Next-gen Apple Watch could be high-tech top to bottom, even the strap
A patent application by Apple, published by the U.S. Patent and Trademark Office (USPTO) on Thursday, describes a wristband for a wearable device that may actually house some tech inside it. Outlining the specifics of a “Band attachment mechanism with haptic response”, this patent could mean that Apple is exploring the possibility of integrating some of the tech powering its Apple Watches, or a future wearable device, straight into its band.
The patent application proposes a design where a feedback haptic engine, as well as other hardware, is integrated into the wrist band and works in conjunction with the wearable itself. Thus the size of the device could be reduced, while the different positioning of hardware components could also lend itself to diversifying the user experience and feedback notification system of the wearable.

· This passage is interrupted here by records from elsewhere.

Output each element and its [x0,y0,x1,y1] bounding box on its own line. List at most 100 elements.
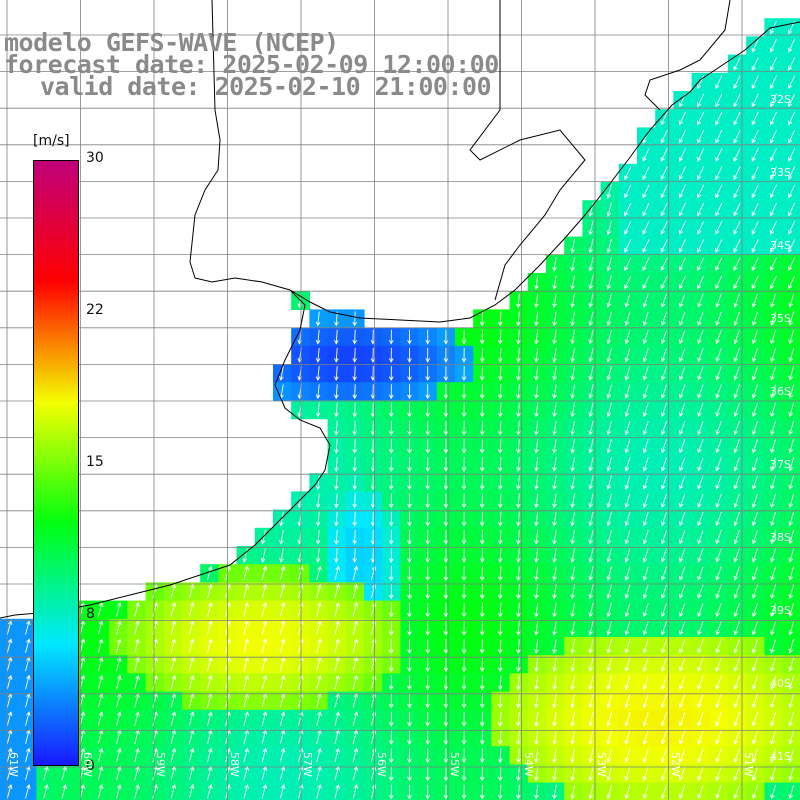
wind-arrow [642,184,650,199]
wind-arrow [770,439,777,454]
wind-arrow [334,347,339,363]
wind-arrow [497,529,503,545]
wind-arrow [407,584,412,600]
wind-arrow [606,548,612,563]
wind-arrow [660,348,668,363]
wind-arrow [407,784,412,800]
wind-arrow [352,420,357,436]
wind-arrow [660,693,668,709]
wind-arrow [316,674,322,690]
wind-arrow [733,457,740,472]
wind-arrow [642,402,649,418]
wind-arrow [570,784,576,800]
wind-arrow [770,675,777,691]
wind-arrow [788,111,796,126]
wind-arrow [425,493,430,509]
wind-arrow [588,329,594,345]
wind-arrow [479,420,485,436]
wind-arrow [461,529,467,545]
wind-arrow [606,711,612,727]
wind-arrow [606,730,612,745]
wind-arrow [479,511,485,527]
wind-arrow [751,784,758,800]
wind-arrow [788,57,796,71]
wind-arrow [316,583,322,599]
wind-arrow [770,311,777,327]
wind-arrow [715,166,723,181]
wind-arrow [769,57,777,71]
wind-arrow [552,438,557,454]
wind-arrow [751,693,758,709]
wind-arrow [334,402,339,418]
wind-arrow [570,602,576,618]
wind-arrow [624,602,631,618]
wind-arrow [679,730,686,745]
wind-arrow [788,311,795,327]
wind-arrow [388,584,394,600]
wind-arrow [534,584,539,600]
wind-arrow [642,439,649,454]
wind-arrow [770,602,777,618]
wind-arrow [606,420,612,436]
wind-arrow [570,693,576,709]
wind-arrow [552,620,557,636]
wind-arrow [334,329,339,345]
wind-arrow [188,711,195,726]
lat-label: 41S [770,750,791,763]
wind-arrow [751,439,758,454]
wind-arrow [279,711,286,726]
wind-arrow [461,602,467,618]
wind-arrow [497,366,503,382]
wind-arrow [552,566,557,582]
wind-arrow [606,766,612,782]
wind-arrow [407,766,412,782]
wind-arrow [770,420,777,436]
wind-arrow [788,166,796,181]
wind-arrow [534,602,539,618]
wind-arrow [642,584,649,600]
wind-arrow [534,366,539,381]
wind-arrow [534,548,539,563]
wind-arrow [751,293,758,308]
wind-arrow [6,783,13,799]
wind-arrow [152,638,158,654]
wind-arrow [788,639,795,654]
wind-arrow [733,366,740,381]
wind-arrow [388,657,394,673]
wind-arrow [316,565,322,581]
wind-arrow [697,784,704,800]
wind-arrow [461,675,467,691]
wind-arrow [425,602,430,618]
wind-arrow [733,712,740,727]
wind-arrow [134,638,140,654]
wind-arrow [751,75,759,90]
wind-arrow [751,511,758,527]
wind-arrow [697,93,705,108]
wind-arrow [624,275,632,290]
wind-arrow [425,511,430,527]
wind-arrow [606,275,612,290]
wind-arrow [516,329,521,345]
wind-arrow [407,548,412,564]
wind-arrow [497,657,503,673]
wind-arrow [443,639,449,655]
wind-arrow [443,602,449,618]
wind-arrow [243,638,249,654]
wind-arrow [261,638,268,654]
wind-arrow [624,457,631,472]
wind-arrow [6,620,13,635]
wind-arrow [461,366,467,382]
wind-arrow [25,747,31,763]
wind-arrow [679,748,686,763]
wind-arrow [770,457,777,472]
wind-arrow [425,730,430,746]
wind-arrow [443,420,449,436]
wind-arrow [425,657,430,673]
wind-arrow [388,366,394,382]
wind-arrow [733,275,741,290]
wind-arrow [188,783,195,799]
wind-arrow [334,711,340,726]
wind-arrow [660,657,668,672]
wind-arrow [279,783,286,799]
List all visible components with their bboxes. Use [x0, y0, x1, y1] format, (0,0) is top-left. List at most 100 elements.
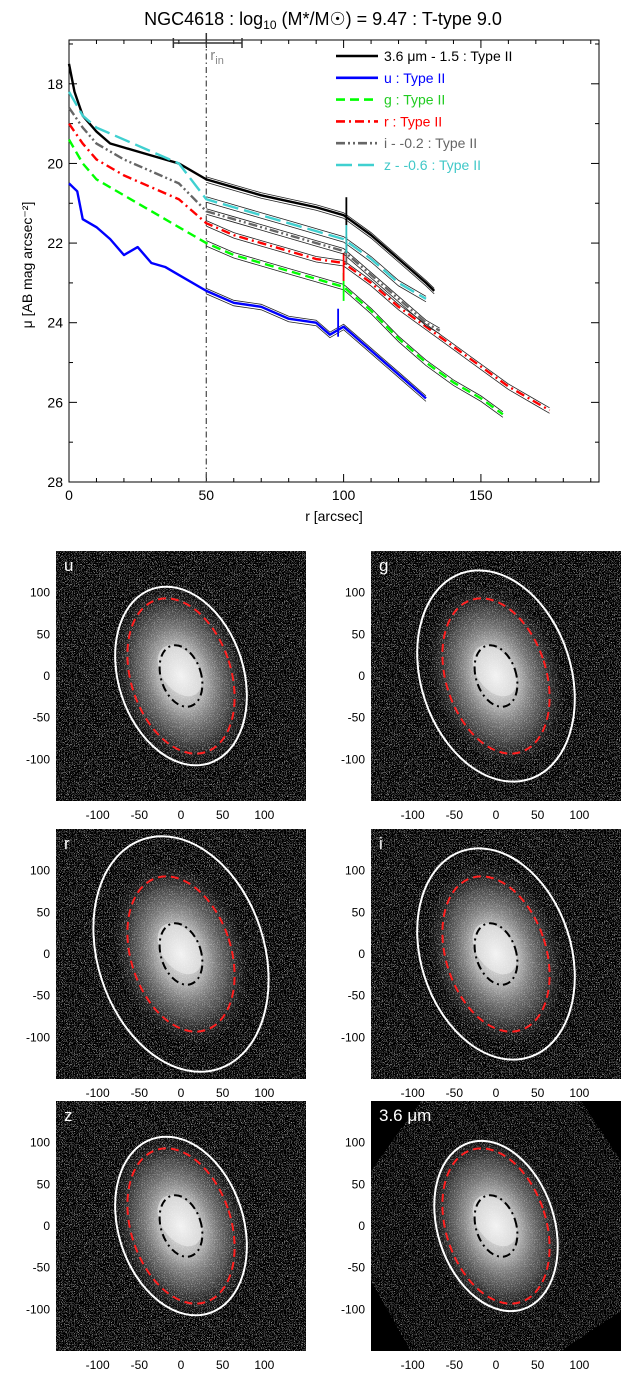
rin-label: rin — [210, 47, 224, 67]
outer-ellipse — [114, 1135, 248, 1317]
image-y-tick-label: 100 — [345, 1136, 365, 1150]
galaxy-core — [157, 923, 202, 975]
legend-label-2: g : Type II — [384, 92, 445, 108]
y-tick-label: 18 — [47, 76, 63, 92]
image-y-tick-label: -100 — [26, 1302, 50, 1316]
image-y-tick-label: 0 — [43, 1219, 50, 1233]
image-x-tick-label: -50 — [446, 1358, 464, 1372]
outer-ellipse — [92, 835, 270, 1073]
title-rest: (M*/M☉) = 9.47 : T-type 9.0 — [277, 9, 502, 29]
image-y-tick-label: 100 — [30, 586, 50, 600]
fit-line-b-2 — [206, 240, 504, 413]
profile-chart: NGC4618 : log10 (M*/M☉) = 9.47 : T-type … — [19, 9, 600, 524]
x-tick-label: 0 — [65, 487, 73, 503]
image-panel-r: r -100 -50 0 50 100 100 50 0 -50 -100 — [26, 829, 306, 1100]
galaxy-core — [472, 645, 517, 697]
outer-ellipse — [416, 569, 576, 783]
x-axis-label: r [arcsec] — [305, 508, 363, 524]
inner-ellipse — [473, 644, 519, 708]
image-x-tick-label: 0 — [178, 808, 185, 822]
fit-line-b-0 — [206, 176, 435, 289]
series-line-3 — [68, 122, 551, 412]
panel-image — [56, 551, 306, 801]
y-axis-label: μ [AB mag arcsec⁻²] — [19, 202, 35, 329]
break-ellipse — [441, 875, 551, 1033]
image-x-tick-label: 50 — [216, 808, 230, 822]
image-x-tick-label: 100 — [254, 808, 274, 822]
profile-series — [67, 63, 551, 418]
image-x-tick-label: 100 — [254, 1086, 274, 1100]
rin-subscript: in — [215, 55, 224, 67]
panel-label: i — [379, 834, 383, 853]
outer-ellipse — [433, 1139, 559, 1313]
image-x-tick-label: 50 — [216, 1358, 230, 1372]
image-x-tick-label: 0 — [178, 1358, 185, 1372]
image-y-tick-label: 100 — [345, 864, 365, 878]
x-tick-label: 50 — [199, 487, 215, 503]
series-line-1 — [68, 182, 427, 400]
x-tick-label: 100 — [332, 487, 356, 503]
break-ellipse — [126, 875, 236, 1033]
panel-image — [56, 1101, 306, 1351]
image-y-tick-label: -100 — [26, 1030, 50, 1044]
legend-label-0: 3.6 μm - 1.5 : Type II — [384, 48, 512, 64]
image-y-tick-label: -50 — [348, 1261, 366, 1275]
fit-line-b-3 — [206, 220, 550, 409]
legend-label-1: u : Type II — [384, 70, 445, 86]
image-y-tick-label: -100 — [341, 1030, 365, 1044]
image-panels: u -100 -50 0 50 100 100 50 0 -50 -100 g -100 -50 0 50 10… — [26, 551, 621, 1372]
panel-label: z — [64, 1106, 73, 1125]
image-y-tick-label: -50 — [33, 711, 51, 725]
image-panel-g: g -100 -50 0 50 100 100 50 0 -50 -100 — [341, 551, 621, 822]
fit-line-b-4 — [206, 208, 440, 329]
fit-line-2 — [206, 245, 504, 418]
x-tick-label: 150 — [469, 487, 493, 503]
fit-line-3 — [206, 225, 550, 414]
y-tick-label: 22 — [47, 235, 63, 251]
image-x-tick-label: -100 — [86, 1086, 110, 1100]
image-x-tick-label: -50 — [131, 1086, 149, 1100]
image-y-tick-label: 0 — [358, 669, 365, 683]
fit-line-0 — [206, 181, 435, 295]
galaxy-core — [472, 923, 517, 975]
galaxy-core — [157, 645, 202, 697]
break-ellipse — [126, 1147, 236, 1305]
series-line-4 — [68, 107, 441, 332]
image-x-tick-label: -100 — [401, 808, 425, 822]
image-x-tick-label: 100 — [569, 808, 589, 822]
break-ellipse — [441, 597, 551, 755]
image-x-tick-label: -100 — [86, 1358, 110, 1372]
image-y-tick-label: 0 — [43, 669, 50, 683]
image-x-tick-label: 0 — [493, 808, 500, 822]
image-y-tick-label: -50 — [33, 989, 51, 1003]
image-y-tick-label: 50 — [37, 1177, 51, 1191]
image-x-tick-label: 100 — [569, 1086, 589, 1100]
y-tick-label: 24 — [47, 315, 63, 331]
series-line-0 — [67, 63, 436, 292]
fit-line-4 — [206, 213, 440, 335]
image-x-tick-label: -100 — [86, 808, 110, 822]
panel-image — [56, 829, 306, 1079]
image-x-tick-label: 100 — [569, 1358, 589, 1372]
image-y-tick-label: 100 — [30, 1136, 50, 1150]
legend-label-4: i - -0.2 : Type II — [384, 135, 477, 151]
image-y-tick-label: 50 — [352, 1177, 366, 1191]
profile-axes: 0 50 100 150 18 20 22 24 26 28 rin — [47, 33, 599, 503]
image-x-tick-label: 0 — [178, 1086, 185, 1100]
image-x-tick-label: 100 — [254, 1358, 274, 1372]
image-y-tick-label: 0 — [43, 947, 50, 961]
panel-label: u — [64, 556, 73, 575]
plot-frame — [68, 39, 600, 483]
inner-ellipse — [158, 922, 204, 986]
image-panel-36m: 3.6 μm -100 -50 0 50 100 100 50 0 -50 -100 — [341, 1101, 621, 1372]
fit-line-5 — [206, 201, 427, 303]
y-tick-label: 20 — [47, 155, 63, 171]
image-x-tick-label: 0 — [493, 1358, 500, 1372]
inner-ellipse — [473, 922, 519, 986]
image-y-tick-label: 50 — [352, 627, 366, 641]
image-y-tick-label: -50 — [33, 1261, 51, 1275]
panel-image — [371, 829, 621, 1079]
image-y-tick-label: -50 — [348, 711, 366, 725]
outer-ellipse — [114, 585, 248, 767]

One of the examples described in the documents envisions a band that can move side-to-side while the device itself remains centered on the users’ wrist. The band’s movement could be influenced further by an advanced haptic device built into its buckle, creating the illusion of pressure of varying degrees on the wearer’s wrist.

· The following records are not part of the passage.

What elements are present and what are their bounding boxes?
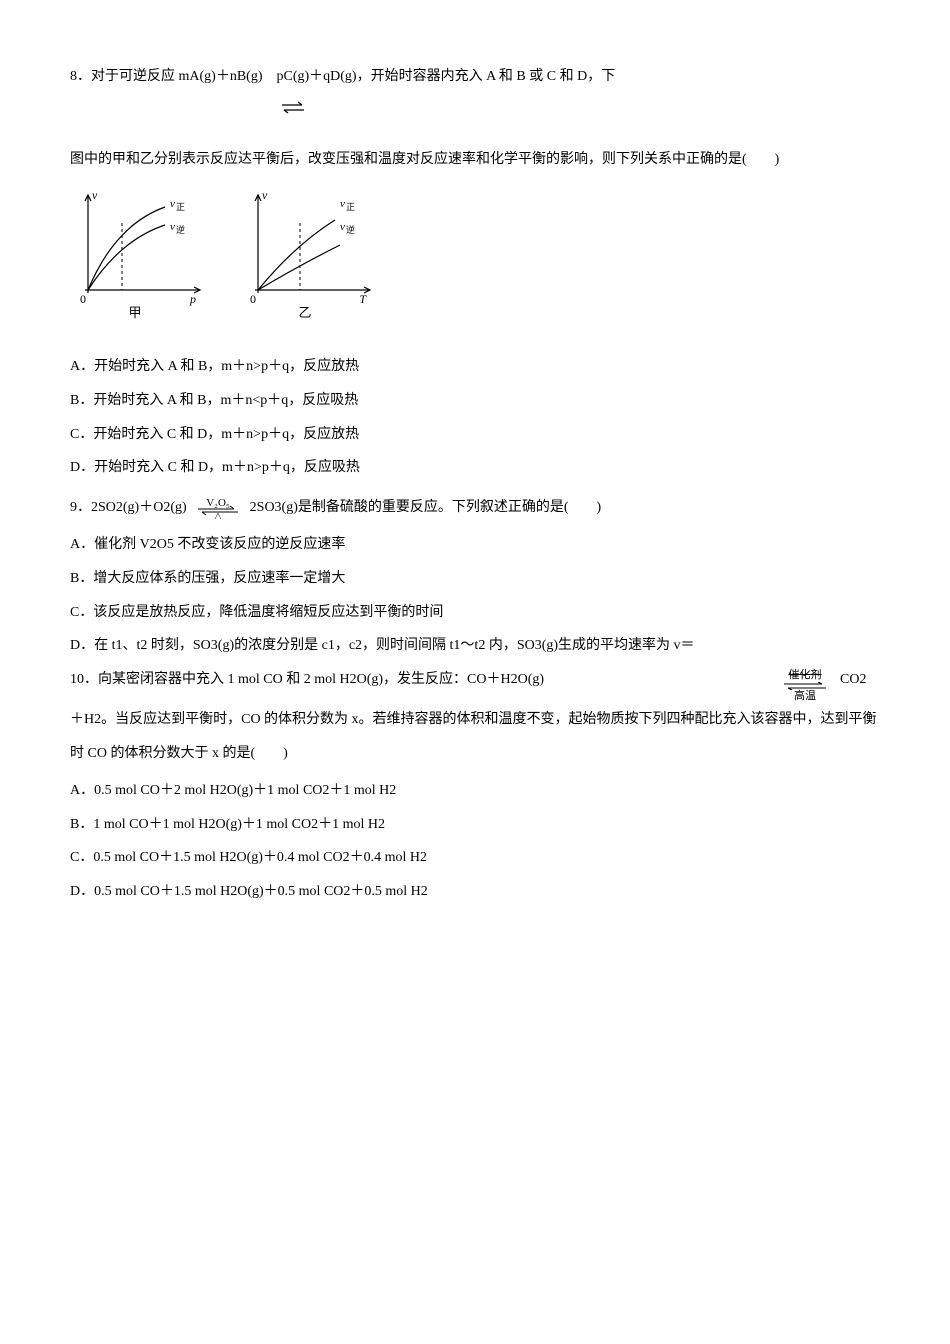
q9-opt-a: A．催化剂 V2O5 不改变该反应的逆反应速率	[70, 528, 880, 562]
q10-opt-b: B．1 mol CO＋1 mol H2O(g)＋1 mol CO2＋1 mol …	[70, 808, 880, 842]
svg-text:V₂O₅: V₂O₅	[206, 497, 230, 509]
q8-graphs: vp0甲v正v逆vT0乙v正v逆	[70, 185, 880, 339]
q10-stem-post: CO2	[840, 663, 880, 697]
q8-opt-d: D．开始时充入 C 和 D，m＋n>p＋q，反应吸热	[70, 451, 880, 485]
q9-catalyst-arrow: V₂O₅ △	[194, 497, 242, 519]
svg-text:逆: 逆	[346, 224, 355, 235]
q9-opt-c: C．该反应是放热反应，降低温度将缩短反应达到平衡的时间	[70, 596, 880, 630]
svg-text:0: 0	[250, 292, 256, 306]
q8-eq-symbol	[70, 92, 880, 126]
q9-options: A．催化剂 V2O5 不改变该反应的逆反应速率 B．增大反应体系的压强，反应速率…	[70, 528, 880, 662]
svg-text:正: 正	[346, 202, 355, 212]
q8-opt-b: B．开始时充入 A 和 B，m＋n<p＋q，反应吸热	[70, 384, 880, 418]
q10-options: A．0.5 mol CO＋2 mol H2O(g)＋1 mol CO2＋1 mo…	[70, 774, 880, 908]
svg-text:逆: 逆	[176, 224, 185, 235]
svg-text:v: v	[170, 221, 175, 233]
q8-options: A．开始时充入 A 和 B，m＋n>p＋q，反应放热 B．开始时充入 A 和 B…	[70, 350, 880, 484]
q9-opt-d: D．在 t1、t2 时刻，SO3(g)的浓度分别是 c1，c2，则时间间隔 t1…	[70, 629, 880, 663]
svg-text:正: 正	[176, 202, 185, 212]
q9-stem-post: 2SO3(g)是制备硫酸的重要反应。下列叙述正确的是( )	[250, 500, 602, 515]
q10-opt-d: D．0.5 mol CO＋1.5 mol H2O(g)＋0.5 mol CO2＋…	[70, 875, 880, 909]
svg-text:0: 0	[80, 292, 86, 306]
svg-text:v: v	[262, 188, 268, 202]
q8-opt-a: A．开始时充入 A 和 B，m＋n>p＋q，反应放热	[70, 350, 880, 384]
svg-text:v: v	[170, 198, 175, 210]
q10-catalyst-arrow: 催化剂 高温	[770, 663, 840, 703]
q10-stem-pre: 10．向某密闭容器中充入 1 mol CO 和 2 mol H2O(g)，发生反…	[70, 663, 770, 697]
svg-text:v: v	[340, 198, 345, 210]
svg-text:p: p	[189, 292, 196, 306]
svg-text:v: v	[92, 188, 98, 202]
svg-text:T: T	[359, 292, 367, 306]
q9-opt-b: B．增大反应体系的压强，反应速率一定增大	[70, 562, 880, 596]
q8-stem-line1: 8．对于可逆反应 mA(g)＋nB(g) pC(g)＋qD(g)，开始时容器内充…	[70, 60, 880, 94]
q10-opt-c: C．0.5 mol CO＋1.5 mol H2O(g)＋0.4 mol CO2＋…	[70, 841, 880, 875]
q10-stem-line1: 10．向某密闭容器中充入 1 mol CO 和 2 mol H2O(g)，发生反…	[70, 663, 880, 703]
q9-stem: 9．2SO2(g)＋O2(g) V₂O₅ △ 2SO3(g)是制备硫酸的重要反应…	[70, 491, 880, 525]
svg-text:乙: 乙	[298, 305, 311, 320]
svg-text:△: △	[214, 511, 222, 519]
q10-opt-a: A．0.5 mol CO＋2 mol H2O(g)＋1 mol CO2＋1 mo…	[70, 774, 880, 808]
q8-opt-c: C．开始时充入 C 和 D，m＋n>p＋q，反应放热	[70, 418, 880, 452]
q9-stem-pre: 9．2SO2(g)＋O2(g)	[70, 500, 187, 515]
q10-stem-line2: ＋H2。当反应达到平衡时，CO 的体积分数为 x。若维持容器的体积和温度不变，起…	[70, 703, 880, 770]
svg-text:v: v	[340, 221, 345, 233]
q8-stem-line2: 图中的甲和乙分别表示反应达平衡后，改变压强和温度对反应速率和化学平衡的影响，则下…	[70, 143, 880, 177]
svg-text:甲: 甲	[128, 305, 141, 320]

It is currently unclear whether Apple will incorporate this concept in next year’s Apple Watches, or ever for that matter, but we wouldn’t rule out the possibility of seeing something like the above-described watchband in the not-so-distant-future. All Apple Watches have a “hidden”, so to speak, data port under their strap connectors. The 6-pin port can be used for diagnostics and for connecting the Watches to demo display pedestals in Apple Stores, but is not intended for end users to temper with. However, the data port is capable of transferring data between the Apple Watch and another device, so it wouldn’t be out of the question that it could be used for communicating with a new type of smart wristband.
A next-gen watchband with integrated hardware could help slim down the profile of the device, as well as enrich the user experience, but it could also spell the end of cheaper third-party band replacements.